Sep 30, 2017 by Comfort Keepers Newark, DE

A gigantic chunk of money – between $100 billion to $300 billion, in fact – is lost every year in the United States due to people not taking their medications properly.

In attempts to at least reduce this waste, various companies have invented “smart” medication bottles that can monitor a patient’s medication regimen more closely.

This could not only save the healthcare system money, but could also prevent up to 100,000 unnecessary deaths every year.

What is a “smart” pill bottle?

The number one reason why patients tell their doctors they don’t take their medications is because they “forgot.” That’s what sparked the idea for this device.

These pill bottles are deemed “smart” because they connect to the Internet in some form or fashion for the purpose of sending data. Both the bottles and caps can detect things, such as when the bottle was opened and how much medication was removed upon each opening.

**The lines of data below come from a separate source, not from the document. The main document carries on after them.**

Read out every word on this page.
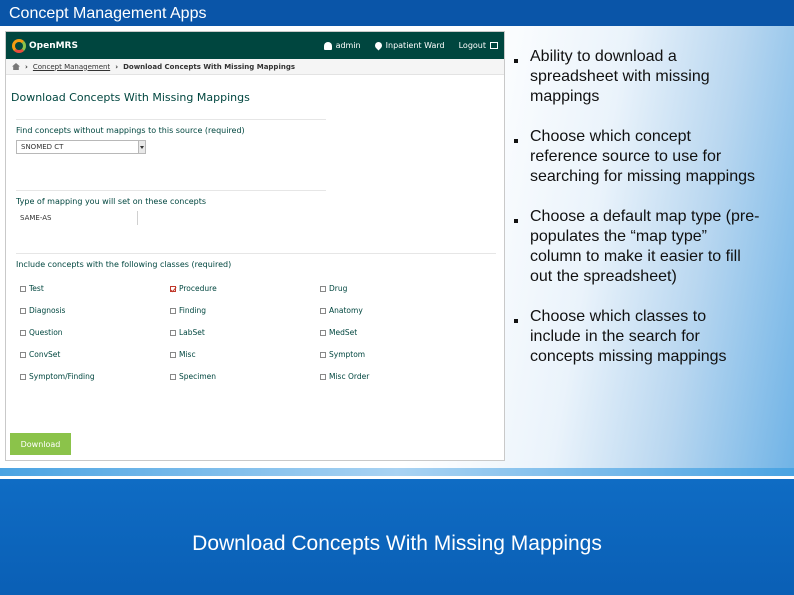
Concept Management Apps
Download Concepts With Missing Mappings
OpenMRS	admin	Inpatient Ward Logout
› Concept Management › Download Concepts With Missing Mappings
Download Concepts With Missing Mappings
Find concepts without mappings to this source (required)
SNOMED CT
Type of mapping you will set on these concepts
SAME-AS
Include concepts with the following classes (required)
Test	Procedure	Drug
Diagnosis	Finding	Anatomy
Question	LabSet	MedSet
ConvSet	Misc	Symptom
Symptom/Finding	Specimen	Misc Order
Download
Ability to download a spreadsheet with missing mappings
Choose which concept reference source to use for searching for missing mappings
Choose a default map type (pre-populates the “map type” column to make it easier to fill out the spreadsheet)
Choose which classes to include in the search for concepts missing mappings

If a patient forgot to take their medications, a little alarm goes off from the bottle, and either they themselves or a caregiver will receive an email or text message reminder.

The Studies

Two different studies were conducted to see the efficacy of these smart pill bottles and medication management.

The first involved a randomized trial of 50,000 patients taking medications for either depression or cardiac issues. The participants were given one of three tools: a daily pillbox, a pill bottle with little tabs to mark when they’ve taken their medications, and a digital pill cap that counts the time between when they open the bottle.

The second study focused on only 1,000 patients, all with heart failure. Each patient was given an actual smart pill bottle to use. In addition to using the bottle, patients were to receive a cash reward for every correct and timely dosage that was taken. An alert would be sent if a patient forgot.

The results from both studies were dismal. In the first, the digital cap didn’t work any better than the manual tools, and in the second, despite the alert and the cash reward, most still did not take their medications.

Why isn’t it working?

The problem, the researchers suggested, is most likely not forgetfulness. It’s that people do not like taking their medications.

This could be for a number of reasons:

  • Given many seniors aren’t very tech savvy, setting up and using a device that connects to the Internet may be confusing or even impossible for them.
  • Polypharmacy, or taking several different medications or different conditions, is common amongst seniors. It can become very confusing keeping track of which pills to take when and at what dosages.
  • It reminds patients that they are sick or that something is “wrong” with them, so they avoid taking their medications.
  • Medications can have a range of negative side effects. Some patients would rather forego the medication to avoid the side effects than to treat the illness they have.

That being said, though the reminder aspect is definitely an important component to improving medication management, it ultimately will not solve the problem of patients refusing to take their meds. Other methods need to be created and tested out to address this issue.